Saúde suplementar enfrenta crescente número de ações judiciais por negativas de custeio de cirurgias plásticas reparadoras pós-bariátricas. Entenda seus direitos.

quinta-feira, 8 de maio de 2025

Atualizado às 09:24

A saúde suplementar no Brasil enfrenta um crescente número de disputas judiciais, muitas delas decorrentes de negativas abusivas por parte de operadoras de planos de saúde, especialmente no custeio de cirurgias plásticas reparadoras pós-bariátricas.

Essas negativas, frequentemente justificadas com base em cláusulas contratuais restritivas ou na ausência de previsão no rol de procedimentos da ANS - Agência Nacional de Saúde Suplementar1, têm gerado não apenas prejuízos à saúde física e mental dos beneficiários, mas também um aumento significativo da judicialização.

O contexto das cirurgias reparadoras pós-bariátricas

A cirurgia bariátrica é um marco na vida de pacientes que enfrentam a obesidade, promovendo significativa perda de peso e melhoria na qualidade de vida. Contudo, o sucesso desse procedimento muitas vezes vem acompanhado de sequelas, como excesso de pele (dermocalasia), que pode causar complicações físicas - dermatites, infecções cutâneas, dificuldades de higienização - e psicológicas, como baixa autoestima, ansiedade e isolamento social.
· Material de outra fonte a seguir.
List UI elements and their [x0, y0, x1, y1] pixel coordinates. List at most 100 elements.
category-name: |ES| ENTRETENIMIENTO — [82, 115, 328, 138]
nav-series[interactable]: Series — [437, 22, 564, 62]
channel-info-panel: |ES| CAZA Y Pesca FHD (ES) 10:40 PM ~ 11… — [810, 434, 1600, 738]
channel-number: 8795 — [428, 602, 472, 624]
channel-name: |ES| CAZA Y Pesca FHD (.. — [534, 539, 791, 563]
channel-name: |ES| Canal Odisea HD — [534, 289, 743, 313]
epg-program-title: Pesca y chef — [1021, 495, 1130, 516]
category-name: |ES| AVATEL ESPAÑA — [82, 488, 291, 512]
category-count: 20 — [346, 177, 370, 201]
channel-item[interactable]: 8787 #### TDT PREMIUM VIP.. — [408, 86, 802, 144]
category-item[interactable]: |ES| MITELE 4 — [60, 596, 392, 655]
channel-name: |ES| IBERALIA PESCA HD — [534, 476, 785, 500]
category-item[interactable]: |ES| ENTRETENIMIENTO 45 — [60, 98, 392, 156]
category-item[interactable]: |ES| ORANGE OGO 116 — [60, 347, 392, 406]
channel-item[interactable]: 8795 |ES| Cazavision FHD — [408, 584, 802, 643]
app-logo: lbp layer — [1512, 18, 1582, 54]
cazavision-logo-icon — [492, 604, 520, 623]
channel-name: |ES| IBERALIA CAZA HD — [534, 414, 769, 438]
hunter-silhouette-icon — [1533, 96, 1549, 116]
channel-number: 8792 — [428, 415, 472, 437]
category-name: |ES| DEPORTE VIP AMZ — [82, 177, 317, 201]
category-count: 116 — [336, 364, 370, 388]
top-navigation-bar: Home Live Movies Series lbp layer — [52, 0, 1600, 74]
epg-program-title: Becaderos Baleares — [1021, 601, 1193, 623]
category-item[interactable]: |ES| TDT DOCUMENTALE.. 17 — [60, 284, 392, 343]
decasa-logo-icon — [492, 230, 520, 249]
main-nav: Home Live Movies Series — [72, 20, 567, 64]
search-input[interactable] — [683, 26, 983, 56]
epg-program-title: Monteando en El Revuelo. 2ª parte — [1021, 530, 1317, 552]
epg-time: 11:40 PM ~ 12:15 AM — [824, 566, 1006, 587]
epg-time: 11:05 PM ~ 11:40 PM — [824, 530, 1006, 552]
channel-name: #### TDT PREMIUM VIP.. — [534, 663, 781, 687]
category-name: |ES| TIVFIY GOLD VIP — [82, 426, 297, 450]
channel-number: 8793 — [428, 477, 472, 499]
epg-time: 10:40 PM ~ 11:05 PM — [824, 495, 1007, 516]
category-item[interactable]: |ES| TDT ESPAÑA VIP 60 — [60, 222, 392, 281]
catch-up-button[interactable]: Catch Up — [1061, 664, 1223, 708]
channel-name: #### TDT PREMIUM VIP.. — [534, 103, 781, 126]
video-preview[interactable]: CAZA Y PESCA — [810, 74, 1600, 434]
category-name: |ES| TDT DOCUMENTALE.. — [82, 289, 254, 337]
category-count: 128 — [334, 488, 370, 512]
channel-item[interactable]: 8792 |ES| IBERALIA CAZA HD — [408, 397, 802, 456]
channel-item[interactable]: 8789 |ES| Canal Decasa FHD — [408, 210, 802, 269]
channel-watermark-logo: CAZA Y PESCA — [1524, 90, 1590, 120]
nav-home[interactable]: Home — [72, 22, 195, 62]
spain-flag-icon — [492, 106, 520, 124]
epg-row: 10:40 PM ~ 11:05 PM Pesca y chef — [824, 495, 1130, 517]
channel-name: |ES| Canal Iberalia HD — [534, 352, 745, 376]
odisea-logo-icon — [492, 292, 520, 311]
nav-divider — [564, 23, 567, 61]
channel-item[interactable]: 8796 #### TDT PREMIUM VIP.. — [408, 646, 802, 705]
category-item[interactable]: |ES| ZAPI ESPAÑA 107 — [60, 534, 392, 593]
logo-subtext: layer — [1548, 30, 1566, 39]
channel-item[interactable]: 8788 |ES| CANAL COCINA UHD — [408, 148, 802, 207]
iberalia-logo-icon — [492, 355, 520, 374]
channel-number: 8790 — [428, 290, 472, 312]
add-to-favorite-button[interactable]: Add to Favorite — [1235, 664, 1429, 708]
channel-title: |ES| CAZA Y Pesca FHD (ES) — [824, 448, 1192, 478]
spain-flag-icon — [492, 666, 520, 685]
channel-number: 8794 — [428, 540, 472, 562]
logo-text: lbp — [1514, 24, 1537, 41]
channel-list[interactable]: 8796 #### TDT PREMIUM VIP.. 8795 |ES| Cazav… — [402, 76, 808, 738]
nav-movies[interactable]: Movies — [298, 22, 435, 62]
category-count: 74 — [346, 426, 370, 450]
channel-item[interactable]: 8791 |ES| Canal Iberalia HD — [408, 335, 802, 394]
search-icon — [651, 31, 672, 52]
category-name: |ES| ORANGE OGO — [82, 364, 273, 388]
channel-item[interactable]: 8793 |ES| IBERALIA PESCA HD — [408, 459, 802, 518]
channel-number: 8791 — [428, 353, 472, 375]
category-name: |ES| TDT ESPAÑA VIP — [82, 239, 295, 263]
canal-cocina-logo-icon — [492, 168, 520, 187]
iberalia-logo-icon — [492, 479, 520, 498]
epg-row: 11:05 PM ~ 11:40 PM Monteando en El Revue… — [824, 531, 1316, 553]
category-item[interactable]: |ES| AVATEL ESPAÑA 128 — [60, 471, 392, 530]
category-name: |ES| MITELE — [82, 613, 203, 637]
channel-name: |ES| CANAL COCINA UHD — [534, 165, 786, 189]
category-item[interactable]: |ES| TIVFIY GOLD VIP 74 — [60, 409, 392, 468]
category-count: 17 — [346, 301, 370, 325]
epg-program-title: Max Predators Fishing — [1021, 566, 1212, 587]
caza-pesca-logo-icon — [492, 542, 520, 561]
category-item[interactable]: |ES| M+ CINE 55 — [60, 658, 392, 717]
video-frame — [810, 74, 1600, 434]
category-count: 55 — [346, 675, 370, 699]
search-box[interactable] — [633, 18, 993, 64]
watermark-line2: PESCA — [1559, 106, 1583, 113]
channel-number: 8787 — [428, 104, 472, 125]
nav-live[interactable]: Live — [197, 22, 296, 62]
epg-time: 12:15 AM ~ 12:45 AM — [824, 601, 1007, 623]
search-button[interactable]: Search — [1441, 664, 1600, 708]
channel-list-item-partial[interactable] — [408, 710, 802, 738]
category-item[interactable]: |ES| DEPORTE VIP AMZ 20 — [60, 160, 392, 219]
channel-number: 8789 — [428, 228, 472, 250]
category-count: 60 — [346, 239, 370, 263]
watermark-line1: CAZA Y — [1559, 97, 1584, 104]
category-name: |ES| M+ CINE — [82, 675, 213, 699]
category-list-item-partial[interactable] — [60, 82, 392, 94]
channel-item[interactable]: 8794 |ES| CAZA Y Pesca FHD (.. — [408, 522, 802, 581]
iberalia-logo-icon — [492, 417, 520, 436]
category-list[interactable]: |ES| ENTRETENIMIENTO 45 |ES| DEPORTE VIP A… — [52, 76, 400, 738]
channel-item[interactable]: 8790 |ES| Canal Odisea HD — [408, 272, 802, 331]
Para mitigar esses efeitos, médicos assistentes frequentemente indicam cirurgias plásticas reparadoras, como dermolipectomia, mamoplastia, braquioplastia e cruroplastia, que têm caráter funcional e terapêutico, indo além de meros procedimentos estéticos.

Apesar da prescrição médica, operadoras de planos de saúde frequentemente negam a cobertura dessas cirurgias, alegando que são "estéticas" ou não estão previstas no rol da ANS. Essa prática, que compromete a continuidade do tratamento da obesidade, tem sido amplamente questionada no Judiciário, com decisões que reforçam a proteção aos direitos dos consumidores.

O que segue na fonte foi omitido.